Hemophagocytic lymphohistiocytosis (HLH) is a rare hematologic syndrome presenting either as an inherited life-threatening inflammatory disorder in children or as a secondary disease in adults. Inherited HLH involves inborn defects in lymphocytes and includes autosomal recessive and X-linked disorders characterized by uncontrolled activation of T cells and macrophages and overproduction of inflammatory cytokines. Secondary or acquired HLH occurs in the settings of infections, systemic connective tissue disease and lymphoid malignancies, possibly due to underlying genetic predisposition to develop HLH. The mechanisms leading to secondary HLH have yet to be fully determined and the disease remains frequently undiagnosed and thereby untreated. Herewith we report the case of an 83-year old Caucasian male who referred to our Division of Internal Medicine and Nephrology due to marked asthenia associated with fever, mental confusion, drowsiness and hyporexia, who was ultimately diagnosed with HLH secondary to anaplastic B cell lymphoma. This case report illustrates the difficulties in the diagnostic workup of HLH, mainly related to early identification of the underlying disease and rapid instauration of appropriate therapy. (www.actabiomedica.it)
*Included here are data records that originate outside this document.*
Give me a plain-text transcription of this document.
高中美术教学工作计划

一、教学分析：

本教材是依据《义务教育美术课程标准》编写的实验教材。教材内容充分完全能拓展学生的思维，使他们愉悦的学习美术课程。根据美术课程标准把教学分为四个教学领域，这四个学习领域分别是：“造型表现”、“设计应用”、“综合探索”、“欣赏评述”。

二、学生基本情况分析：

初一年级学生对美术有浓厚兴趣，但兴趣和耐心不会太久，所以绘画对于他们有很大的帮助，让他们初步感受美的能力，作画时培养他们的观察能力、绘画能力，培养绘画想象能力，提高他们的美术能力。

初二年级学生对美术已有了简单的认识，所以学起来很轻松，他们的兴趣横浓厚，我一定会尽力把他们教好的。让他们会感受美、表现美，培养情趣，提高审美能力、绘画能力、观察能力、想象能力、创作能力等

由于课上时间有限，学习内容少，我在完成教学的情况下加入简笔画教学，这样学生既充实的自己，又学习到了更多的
Keywords: hemophagocytic syndrome, lymphoma, fever, hyperferritinemia

Background

Primary hemophagocytic syndrome or hemophagocytic lymphohistiocytosis (HLH) is a rare but severe inflammatory condition that mainly affects infants prior to the first year of life due to a variety of autosomal recessive and X-linked disorders (1). Non-inherited, i.e. secondary forms of HLH have also been increasingly reported in adults over the past 2 decades (2). HLH consists of an overwhelming, yet inappropriate, cytotoxic activation of natural killer cells and/or T lymphocytes, leading to increased serum cytokine levels, with accumulation of activated T cells and macrophages in target organs: spleen, liver, lymph nodes and bone marrow. Usually, HLH can be mainly attributed to a defect in perforin-mediated cytotoxic CD8+ cell and NK cell activities, thereby resulting in a persistent antigenic stimulus and consequent acute immune-mediated tissue damage (3).
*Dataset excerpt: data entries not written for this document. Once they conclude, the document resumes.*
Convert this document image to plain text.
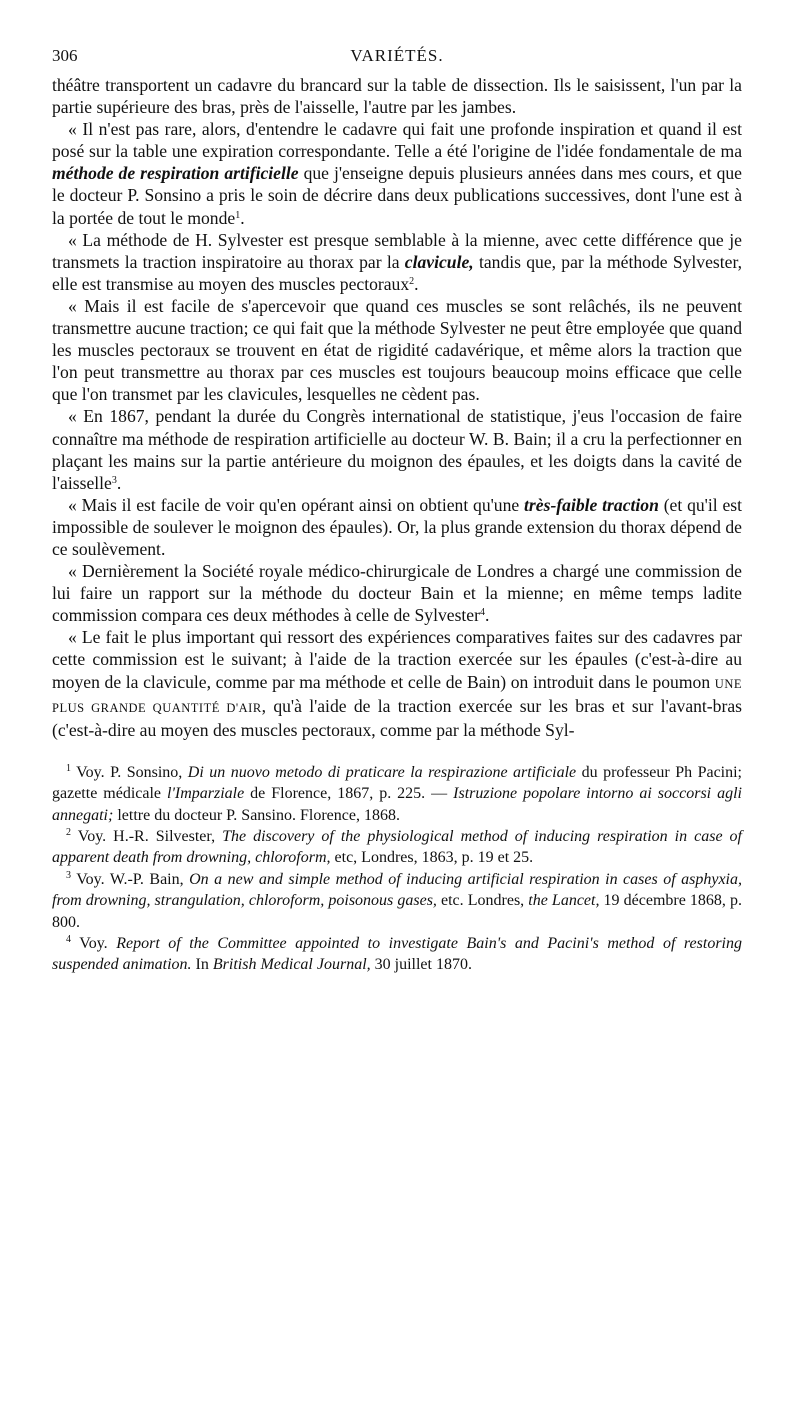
306	VARIÉTÉS.

théâtre transportent un cadavre du brancard sur la table de dissection. Ils le saisissent, l'un par la partie supérieure des bras, près de l'aisselle, l'autre par les jambes.

« Il n'est pas rare, alors, d'entendre le cadavre qui fait une profonde inspiration et quand il est posé sur la table une expiration correspondante. Telle a été l'origine de l'idée fondamentale de ma méthode de respiration artificielle que j'enseigne depuis plusieurs années dans mes cours, et que le docteur P. Sonsino a pris le soin de décrire dans deux publications successives, dont l'une est à la portée de tout le monde$^1$.

« La méthode de H. Sylvester est presque semblable à la mienne, avec cette différence que je transmets la traction inspiratoire au thorax par la clavicule, tandis que, par la méthode Sylvester, elle est transmise au moyen des muscles pectoraux$^2$.

« Mais il est facile de s'apercevoir que quand ces muscles se sont relâchés, ils ne peuvent transmettre aucune traction; ce qui fait que la méthode Sylvester ne peut être employée que quand les muscles pectoraux se trouvent en état de rigidité cadavérique, et même alors la traction que l'on peut transmettre au thorax par ces muscles est toujours beaucoup moins efficace que celle que l'on transmet par les clavicules, lesquelles ne cèdent pas.

« En 1867, pendant la durée du Congrès international de statistique, j'eus l'occasion de faire connaître ma méthode de respiration artificielle au docteur W. B. Bain; il a cru la perfectionner en plaçant les mains sur la partie antérieure du moignon des épaules, et les doigts dans la cavité de l'aisselle$^3$.

« Mais il est facile de voir qu'en opérant ainsi on obtient qu'une très-faible traction (et qu'il est impossible de soulever le moignon des épaules). Or, la plus grande extension du thorax dépend de ce soulèvement.

« Dernièrement la Société royale médico-chirurgicale de Londres a chargé une commission de lui faire un rapport sur la méthode du docteur Bain et la mienne; en même temps ladite commission compara ces deux méthodes à celle de Sylvester$^4$.

« Le fait le plus important qui ressort des expériences comparatives faites sur des cadavres par cette commission est le suivant; à l'aide de la traction exercée sur les épaules (c'est-à-dire au moyen de la clavicule, comme par ma méthode et celle de Bain) on introduit dans le poumon UNE PLUS GRANDE QUANTITÉ D'AIR, qu'à l'aide de la traction exercée sur les bras et sur l'avant-bras (c'est-à-dire au moyen des muscles pectoraux, comme par la méthode Syl-

$^1$ Voy. P. Sonsino, Di un nuovo metodo di praticare la respirazione artificiale du professeur Ph Pacini; gazette médicale l'Imparziale de Florence, 1867, p. 225. — Istruzione popolare intorno ai soccorsi agli annegati; lettre du docteur P. Sansino. Florence, 1868.

$^2$ Voy. H.-R. Silvester, The discovery of the physiological method of inducing respiration in case of apparent death from drowning, chloroform, etc, Londres, 1863, p. 19 et 25.

$^3$ Voy. W.-P. Bain, On a new and simple method of inducing artificial respiration in cases of asphyxia, from drowning, strangulation, chloroform, poisonous gases, etc. Londres, the Lancet, 19 décembre 1868, p. 800.

$^4$ Voy. Report of the Committee appointed to investigate Bain's and Pacini's method of restoring suspended animation. In British Medical Journal, 30 juillet 1870.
While primary HLH is due to genes involved in the cytolytic secretory pathway, secondary HLH is mainly related to immunologic activation following infections, malignancies, autoimmune diseases and/or immune deficiency status (3-5). The therapy of HLH is based on the underlying condition and must start promptly in order to prevent irreversible tissue damage. Unfortunately, an early diagnosis is often lacking and most of HLH cases is either confused with sepsis, metabolic disorders and/or immune deficiency syndromes or remains totally undiagnosed.

Case report

The patient was an 83-years old Caucasian man with a personal history of aortic valve stenosis treated about 20 years ago with mechanical valve prosthesis and evidence of heart failure with reduced ejection fraction (40%) since the last 5 years. Left atrium was markedly dilated (4.5 cm) and patient manifested with permanent atrial fibrillation under warfarin therapy. The patient also suffered from a previous stroke and presented chronic vascular encephalopathy with mild cognitive impairment. He was admitted to our Division of Internal Medicine and Nephrology due to marked asthenia associated with fever, mental confusion, drowsiness and hyporexia. At the admission, patient also presented hypotension (90/60 mmHg), tachycardia (115 bpm) and dehydration. Body temperature was constantly about 38°C.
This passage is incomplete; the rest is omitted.